Cavett, who grew up in Lincoln the son of educators for whom Cavett Elementary School there was later named, often is described as witty, droll and cerebral.

He most recently visited Nebraska in February for performances in Lincoln, Wayne and Hastings. While in the state capital, the State Treasurer’s Office presented him some money that had been missed when his parents’ estate was settled long ago.

It wasn’t quite the value of his New York estate. The check was for $600.

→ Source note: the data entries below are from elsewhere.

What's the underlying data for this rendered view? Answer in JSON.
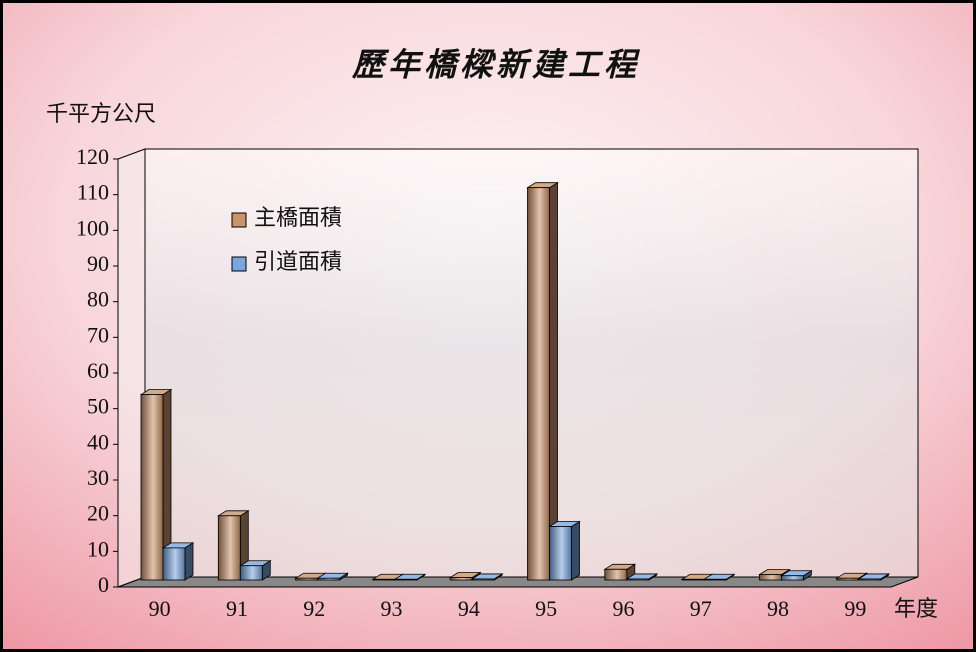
{
  "chart_data": {
    "type": "bar3d",
    "title": "歷年橋樑新建工程",
    "y_label": "千平方公尺",
    "x_label": "年度",
    "categories": [
      "90",
      "91",
      "92",
      "93",
      "94",
      "95",
      "96",
      "97",
      "98",
      "99"
    ],
    "series": [
      {
        "name": "主橋面積",
        "color": "#c8946a",
        "values": [
          52,
          18,
          0.5,
          0.2,
          0.7,
          110,
          3,
          0.2,
          1.5,
          0.5
        ]
      },
      {
        "name": "引道面積",
        "color": "#7aa6e0",
        "values": [
          9,
          4,
          0.5,
          0.2,
          0.3,
          15,
          0.3,
          0.2,
          1.2,
          0.3
        ]
      }
    ],
    "ylim": [
      0,
      120
    ],
    "yticks": [
      0,
      10,
      20,
      30,
      40,
      50,
      60,
      70,
      80,
      90,
      100,
      110,
      120
    ],
    "legend": "upper left"
  }
}
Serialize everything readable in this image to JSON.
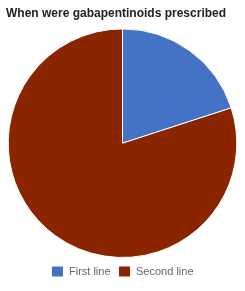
{
  "chart_data": {
    "type": "pie",
    "title": "When were gabapentinoids prescribed",
    "categories": [
      "First line",
      "Second line"
    ],
    "values": [
      20,
      80
    ],
    "colors": [
      "#4472c4",
      "#8b2500"
    ],
    "legend": "bottom"
  }
}
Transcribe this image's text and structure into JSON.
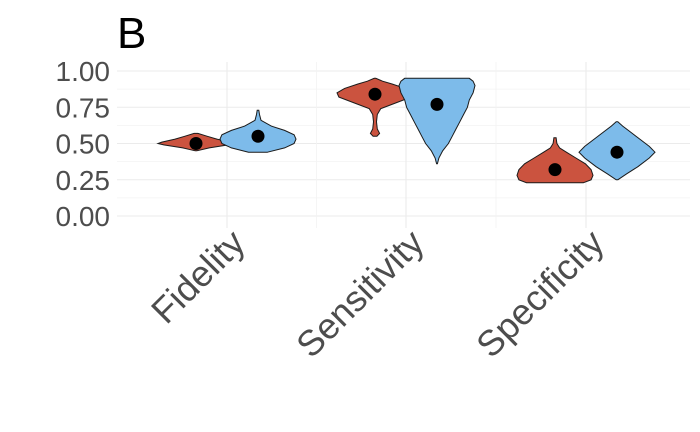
{
  "panel_tag": "B",
  "colors": {
    "group_a": "#CB533F",
    "group_b": "#7DBBEA",
    "grid": "#EBEBEB",
    "tick_text": "#4D4D4D"
  },
  "chart_data": {
    "type": "violin",
    "title": "",
    "xlabel": "",
    "ylabel": "",
    "ylim": [
      0,
      1
    ],
    "yticks": [
      "0.00",
      "0.25",
      "0.50",
      "0.75",
      "1.00"
    ],
    "categories": [
      "Fidelity",
      "Sensitivity",
      "Specificity"
    ],
    "grid": true,
    "legend": "none",
    "series": [
      {
        "color": "#CB533F",
        "distributions": [
          {
            "mean": 0.5,
            "min": 0.45,
            "max": 0.57,
            "profile": [
              [
                0.45,
                0.02
              ],
              [
                0.47,
                0.35
              ],
              [
                0.49,
                0.85
              ],
              [
                0.5,
                1.0
              ],
              [
                0.51,
                0.9
              ],
              [
                0.53,
                0.55
              ],
              [
                0.55,
                0.3
              ],
              [
                0.57,
                0.05
              ]
            ]
          },
          {
            "mean": 0.84,
            "min": 0.55,
            "max": 0.95,
            "profile": [
              [
                0.55,
                0.05
              ],
              [
                0.57,
                0.12
              ],
              [
                0.6,
                0.06
              ],
              [
                0.65,
                0.04
              ],
              [
                0.7,
                0.06
              ],
              [
                0.74,
                0.15
              ],
              [
                0.78,
                0.55
              ],
              [
                0.82,
                0.95
              ],
              [
                0.85,
                1.0
              ],
              [
                0.88,
                0.8
              ],
              [
                0.91,
                0.45
              ],
              [
                0.93,
                0.2
              ],
              [
                0.95,
                0.02
              ]
            ]
          },
          {
            "mean": 0.32,
            "min": 0.23,
            "max": 0.54,
            "profile": [
              [
                0.23,
                0.75
              ],
              [
                0.25,
                0.95
              ],
              [
                0.28,
                1.0
              ],
              [
                0.32,
                0.95
              ],
              [
                0.36,
                0.8
              ],
              [
                0.4,
                0.55
              ],
              [
                0.44,
                0.3
              ],
              [
                0.47,
                0.12
              ],
              [
                0.5,
                0.05
              ],
              [
                0.54,
                0.03
              ]
            ]
          }
        ]
      },
      {
        "color": "#7DBBEA",
        "distributions": [
          {
            "mean": 0.55,
            "min": 0.44,
            "max": 0.73,
            "profile": [
              [
                0.44,
                0.25
              ],
              [
                0.47,
                0.7
              ],
              [
                0.5,
                0.95
              ],
              [
                0.53,
                1.0
              ],
              [
                0.56,
                0.95
              ],
              [
                0.59,
                0.7
              ],
              [
                0.62,
                0.35
              ],
              [
                0.66,
                0.08
              ],
              [
                0.7,
                0.04
              ],
              [
                0.73,
                0.02
              ]
            ]
          },
          {
            "mean": 0.77,
            "min": 0.36,
            "max": 0.95,
            "profile": [
              [
                0.36,
                0.01
              ],
              [
                0.4,
                0.05
              ],
              [
                0.45,
                0.15
              ],
              [
                0.5,
                0.3
              ],
              [
                0.55,
                0.4
              ],
              [
                0.6,
                0.5
              ],
              [
                0.65,
                0.6
              ],
              [
                0.7,
                0.7
              ],
              [
                0.75,
                0.8
              ],
              [
                0.8,
                0.85
              ],
              [
                0.85,
                0.95
              ],
              [
                0.9,
                1.0
              ],
              [
                0.93,
                0.95
              ],
              [
                0.95,
                0.85
              ]
            ]
          },
          {
            "mean": 0.44,
            "min": 0.25,
            "max": 0.65,
            "profile": [
              [
                0.25,
                0.02
              ],
              [
                0.29,
                0.25
              ],
              [
                0.34,
                0.55
              ],
              [
                0.4,
                0.85
              ],
              [
                0.44,
                1.0
              ],
              [
                0.48,
                0.85
              ],
              [
                0.53,
                0.6
              ],
              [
                0.58,
                0.35
              ],
              [
                0.62,
                0.15
              ],
              [
                0.65,
                0.02
              ]
            ]
          }
        ]
      }
    ]
  }
}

Toledo's loss is Henry Doorly Zoo's gain 

Louie the Elephant, who will pack his pachyderm bags and travel soon to his new home in Omaha, is receiving a fond farewell from Toledo, Ohio.

The Toledo Blade said residents there “have watched him grow from a not-so-tiny calf to a burly teenager.” He now will provide important genetic diversity while mating at the Henry Doorly Zoo & Aquarium.

The 14-year-old bull won’t actually be at the aquarium, but it’s hoped the new African Grasslands exhibit will make him feel at home.

The headline in the Toledo paper playfully called to mind a popular song from the 1960s: “Louie, Louie — oh, no — me gotta go.”

Omaha native competes in NHL's Stanley Cup finals

Omaha native and former University of Nebraska at Omaha Maverick hockey star Jake Guentzel gives us a rooting interest in the Stanley Cup finals of the National Hockey League.

Guentzel, a 22-year-old rookie for the Pittsburgh Penguins, leads the league in playoff goals and is a candidate for postseason MVP — the Conn Smythe Trophy.

The Penguins lead 3 games to 2 in the finals, and play at Nashville on Sunday. The 5-foot-11, 180-pound Guentzel — on the small side for an NHL scorer — is said to have a great work ethic and a high hockey IQ.

Dean Blais, recently retired coach at UNO, told the Associated Press that Jake once was reluctant to shoot and set a school record for assists.

“You want to be unselfish,” Blais told Guentzel over and over during his three years with the Mavericks, “but when you’ve got the opportunity to bury it, bury it!”